Sixty Years Of Woman's Photos Of Walla Walla's Faces Go On Sale

WALLA WALLA - For nearly six decades, Jay Miller photographed the faces of the Walla Walla Valley.

Young men in uniform. Girls in prom dresses. Graduations, weddings, baby pictures, Happy Canyon princesses, family portraits.

Hundreds of photos line the walls of the old Miller Studio downtown. The passage of years is chronicled in style changes - with Shirley Temple ringlets giving way to bouffants, polyester and jump suits.

Miller worked until a few months before her death in 1994 at age 85. This month, her family is selling photos from the former studio to benefit the DeSales Booster Club.

It's a fitting memorial for a woman who shot graduation pictures from Athena to Dayton and faithfully followed high-school sports.

"She really was an institution in this valley," said her great-niece, Laura Rea.
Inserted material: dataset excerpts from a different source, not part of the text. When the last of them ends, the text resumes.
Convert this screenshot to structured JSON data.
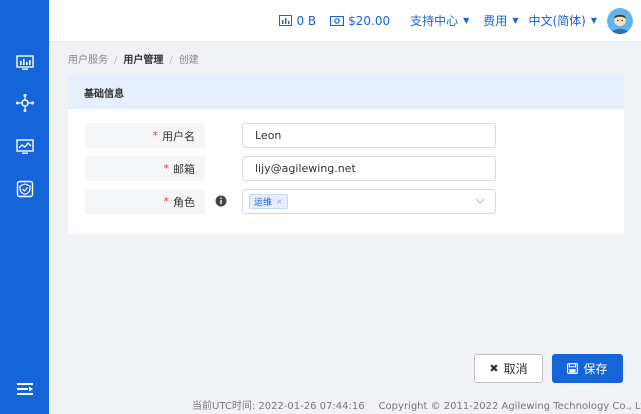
{
  "topbar": {
    "traffic": "0 B",
    "balance": "$20.00",
    "support": "支持中心",
    "billing": "费用",
    "language": "中文(简体)"
  },
  "sidebar": {
    "icons": [
      "monitor-stats-icon",
      "network-node-icon",
      "monitor-chart-icon",
      "shield-icon",
      "menu-collapse-icon"
    ]
  },
  "breadcrumb": {
    "items": [
      "用户服务",
      "用户管理",
      "创建"
    ]
  },
  "form": {
    "section_title": "基础信息",
    "fields": {
      "username": {
        "label": "用户名",
        "required": "*",
        "value": "Leon"
      },
      "email": {
        "label": "邮箱",
        "required": "*",
        "value": "lijy@agilewing.net"
      },
      "role": {
        "label": "角色",
        "required": "*",
        "tag": "运维",
        "tag_remove": "×"
      }
    }
  },
  "actions": {
    "cancel_label": "取消",
    "save_label": "保存"
  },
  "footer": {
    "utc_time": "当前UTC时间: 2022-01-26 07:44:16",
    "copyright": "Copyright © 2011-2022 Agilewing Technology Co., Ltd."
  },
  "colors": {
    "primary": "#1565d8",
    "section_bg": "#e8effc",
    "required": "#e53935"
  }
}
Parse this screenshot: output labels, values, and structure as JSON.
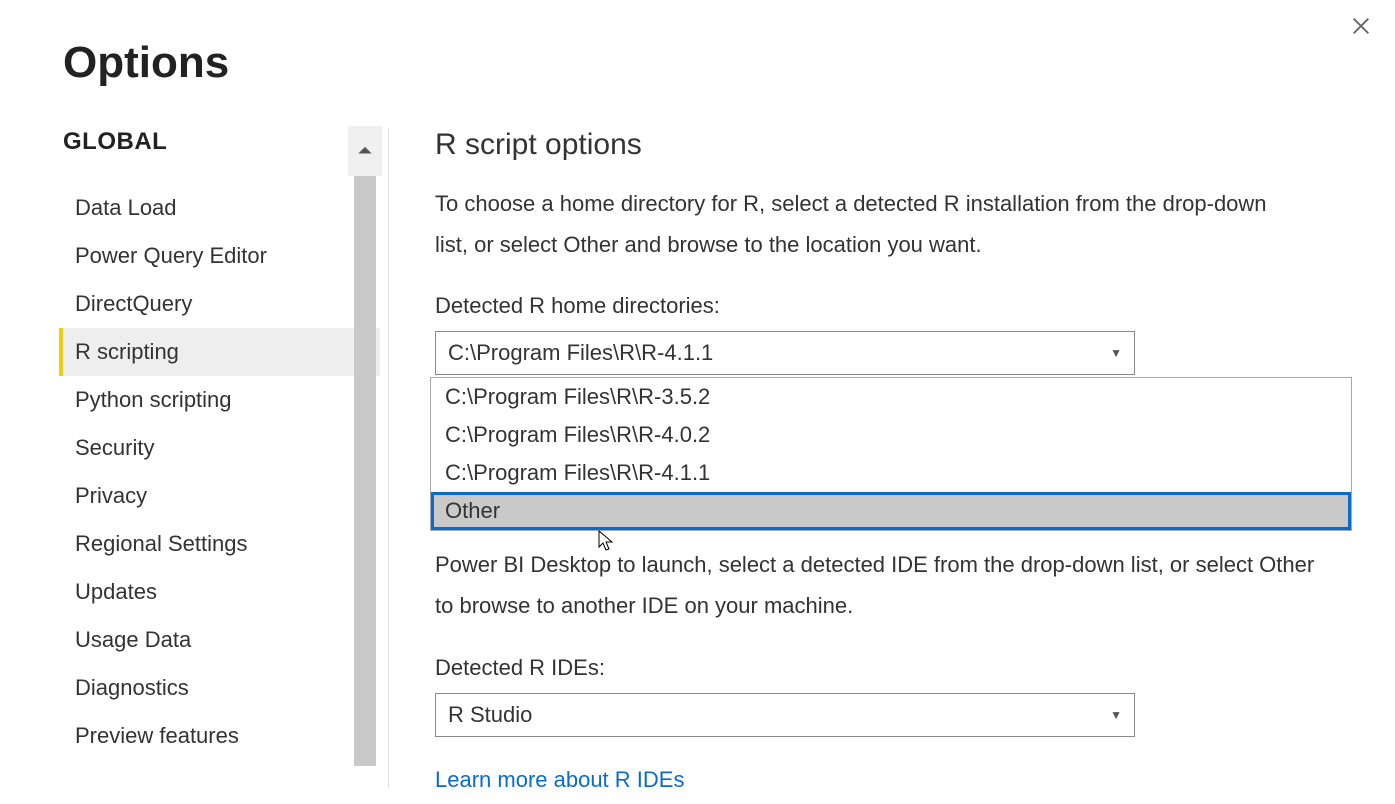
{
  "title": "Options",
  "sidebar": {
    "header": "GLOBAL",
    "items": [
      {
        "label": "Data Load"
      },
      {
        "label": "Power Query Editor"
      },
      {
        "label": "DirectQuery"
      },
      {
        "label": "R scripting"
      },
      {
        "label": "Python scripting"
      },
      {
        "label": "Security"
      },
      {
        "label": "Privacy"
      },
      {
        "label": "Regional Settings"
      },
      {
        "label": "Updates"
      },
      {
        "label": "Usage Data"
      },
      {
        "label": "Diagnostics"
      },
      {
        "label": "Preview features"
      }
    ],
    "active_index": 3
  },
  "main": {
    "section_title": "R script options",
    "section_desc": "To choose a home directory for R, select a detected R installation from the drop-down list, or select Other and browse to the location you want.",
    "home_label": "Detected R home directories:",
    "home_selected": "C:\\Program Files\\R\\R-4.1.1",
    "home_options": [
      "C:\\Program Files\\R\\R-3.5.2",
      "C:\\Program Files\\R\\R-4.0.2",
      "C:\\Program Files\\R\\R-4.1.1",
      "Other"
    ],
    "home_highlight_index": 3,
    "behind_text": "Power BI Desktop to launch, select a detected IDE from the drop-down list, or select Other to browse to another IDE on your machine.",
    "ide_label": "Detected R IDEs:",
    "ide_selected": "R Studio",
    "ide_link": "Learn more about R IDEs"
  }
}
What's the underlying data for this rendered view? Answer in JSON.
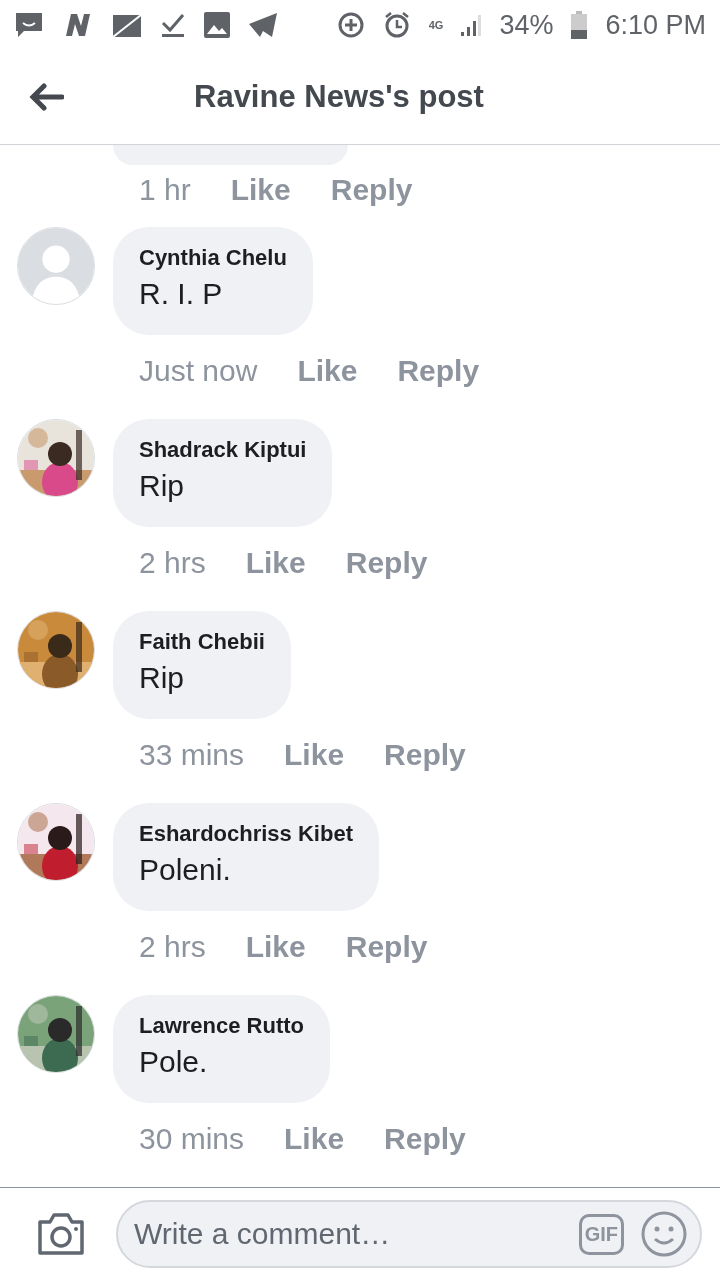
{
  "status_bar": {
    "network": "4G",
    "battery": "34%",
    "time": "6:10 PM"
  },
  "header": {
    "title": "Ravine News's post"
  },
  "clipped_comment": {
    "time": "1 hr",
    "like": "Like",
    "reply": "Reply"
  },
  "comments": [
    {
      "avatar": {
        "kind": "default"
      },
      "author": "Cynthia Chelu",
      "text": "R. I. P",
      "time": "Just now",
      "like": "Like",
      "reply": "Reply"
    },
    {
      "author": "Shadrack Kiptui",
      "text": "Rip",
      "time": "2 hrs",
      "like": "Like",
      "reply": "Reply"
    },
    {
      "author": "Faith Chebii",
      "text": "Rip",
      "time": "33 mins",
      "like": "Like",
      "reply": "Reply"
    },
    {
      "author": "Eshardochriss Kibet",
      "text": "Poleni.",
      "time": "2 hrs",
      "like": "Like",
      "reply": "Reply"
    },
    {
      "author": "Lawrence Rutto",
      "text": "Pole.",
      "time": "30 mins",
      "like": "Like",
      "reply": "Reply"
    }
  ],
  "composer": {
    "placeholder": "Write a comment…",
    "gif": "GIF"
  }
}
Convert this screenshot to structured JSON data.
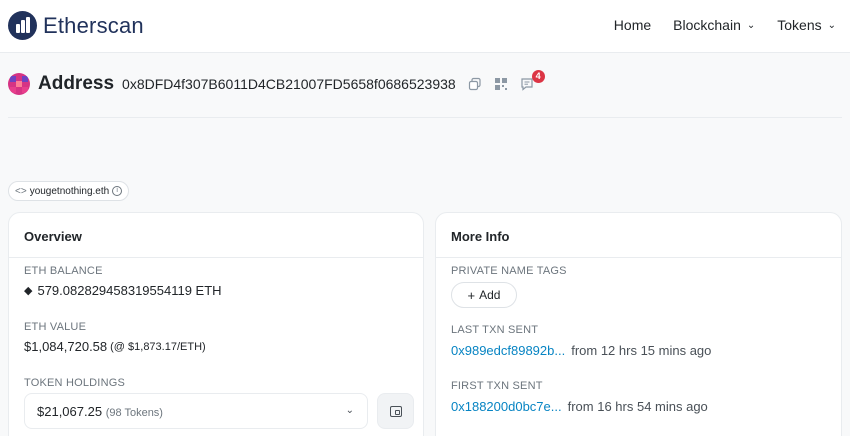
{
  "brand": {
    "name": "Etherscan"
  },
  "nav": {
    "home": "Home",
    "blockchain": "Blockchain",
    "tokens": "Tokens"
  },
  "address": {
    "label": "Address",
    "hash": "0x8DFD4f307B6011D4CB21007FD5658f0686523938",
    "notification_count": "4"
  },
  "ens": {
    "name": "yougetnothing.eth"
  },
  "overview": {
    "title": "Overview",
    "eth_balance_label": "ETH BALANCE",
    "eth_balance_value": "579.082829458319554119 ETH",
    "eth_value_label": "ETH VALUE",
    "eth_value_value": "$1,084,720.58",
    "eth_value_price": "(@ $1,873.17/ETH)",
    "token_holdings_label": "TOKEN HOLDINGS",
    "token_holdings_value": "$21,067.25",
    "token_holdings_count": "(98 Tokens)"
  },
  "more_info": {
    "title": "More Info",
    "private_tags_label": "PRIVATE NAME TAGS",
    "add_label": "Add",
    "last_txn_label": "LAST TXN SENT",
    "last_txn_hash": "0x989edcf89892b...",
    "last_txn_time": "from 12 hrs 15 mins ago",
    "first_txn_label": "FIRST TXN SENT",
    "first_txn_hash": "0x188200d0bc7e...",
    "first_txn_time": "from 16 hrs 54 mins ago"
  },
  "icons": {
    "logo": "etherscan-logo-icon",
    "copy": "copy-icon",
    "qr": "qr-code-icon",
    "comment": "comment-icon",
    "eth": "ethereum-icon",
    "wallet": "wallet-icon"
  },
  "colors": {
    "brand_navy": "#21325b",
    "link_blue": "#0784c3",
    "badge_red": "#dc3545"
  }
}
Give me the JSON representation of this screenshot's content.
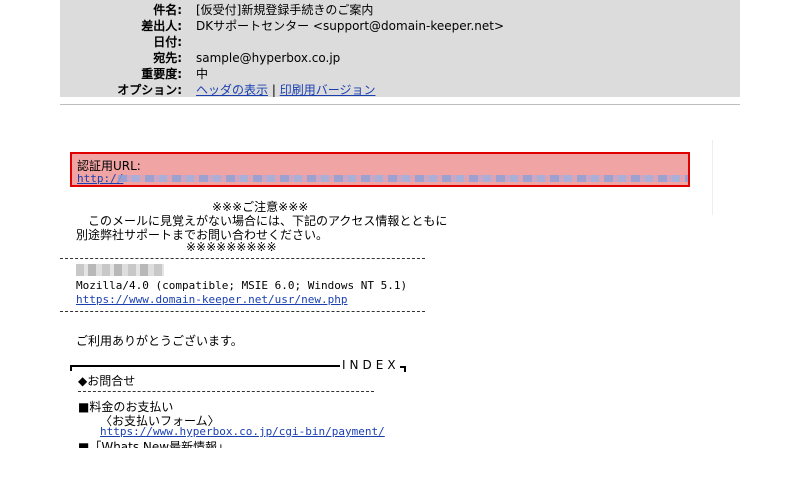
{
  "header": {
    "subject_label": "件名:",
    "subject_value": "[仮受付]新規登録手続きのご案内",
    "from_label": "差出人:",
    "from_value": "DKサポートセンター <support@domain-keeper.net>",
    "date_label": "日付:",
    "date_value": "",
    "to_label": "宛先:",
    "to_value": "sample@hyperbox.co.jp",
    "priority_label": "重要度:",
    "priority_value": "中",
    "options_label": "オプション:",
    "option_show_header": "ヘッダの表示",
    "option_separator": "|",
    "option_print_version": "印刷用バージョン"
  },
  "body": {
    "auth_url_label": "認証用URL:",
    "auth_url_prefix": "http://",
    "notice_title": "※※※ご注意※※※",
    "notice_line1": "このメールに見覚えがない場合には、下記のアクセス情報とともに",
    "notice_line2": "別途弊社サポートまでお問い合わせください。",
    "notice_stars": "※※※※※※※※※",
    "user_agent": "Mozilla/4.0 (compatible; MSIE 6.0; Windows NT 5.1)",
    "referrer_url": "https://www.domain-keeper.net/usr/new.php",
    "thanks": "ご利用ありがとうございます。",
    "index_title": "INDEX",
    "index_items": [
      "◆お問合せ",
      "■料金のお支払い",
      "〈お支払いフォーム〉",
      "https://www.hyperbox.co.jp/cgi-bin/payment/",
      "■「Whats New最新情報」"
    ]
  }
}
Julia "Jay" Miller met her future husband, Frank Miller, while she was working in a department store in Walla Walla in the mid-1930s. She went to work at his studio and later married him. Photography was his passion, and it became hers as well.

After her husband's death in 1961, Jay Miller took over the studio with the help of her sister, Dee Baffney.

"Jay's life was centered around that studio," said her great-nephew, Tom Baffney. "She never had children."

Miller worked 16-hour days at the studio, a 17-room cavern on Main Street. A short woman who added height with sling-backed pumps, she loved to gossip and never hesitated to say what was on her mind.

"Suck it in," she'd order clients.

"Kid, I don't like that haircut."

"Turn that way. There. I just took 20 pounds off of you."

"She had no tact, really," Rea said.

But Miller had an eye for what looked good on people, and her photos captured their best features.

"Brides would line her up before they reserved the church or the reception hall," Rea said.

Miller also had a comical flair. She coaxed smiles out of bashful grooms by winking, making eyes and even hiking up her skirt. Just as the smile came, she'd snap the picture.

Nicknames were her specialty, concocted with typical bluntness. If she called you "Loverboy," the name stuck throughout the photo session.

Miller took Pat Locati's high-school graduation pictures in 1957, her wedding portrait and, 30 years later, wedding pictures for two of Locati's daughters.

Miller was a perfectionist, often stopping to adjust a pleat or change the tilt of a head. "She could see the tiniest little thing. Her pictures were the best," Locati said.

Locati and three of her daughters cared for Miller at Park Manor Rehabilitation Center before her death. Even then, she was full of vigor.

"Girl, I've got to get out of here," she'd tell Locati. "I've got a wedding to photograph."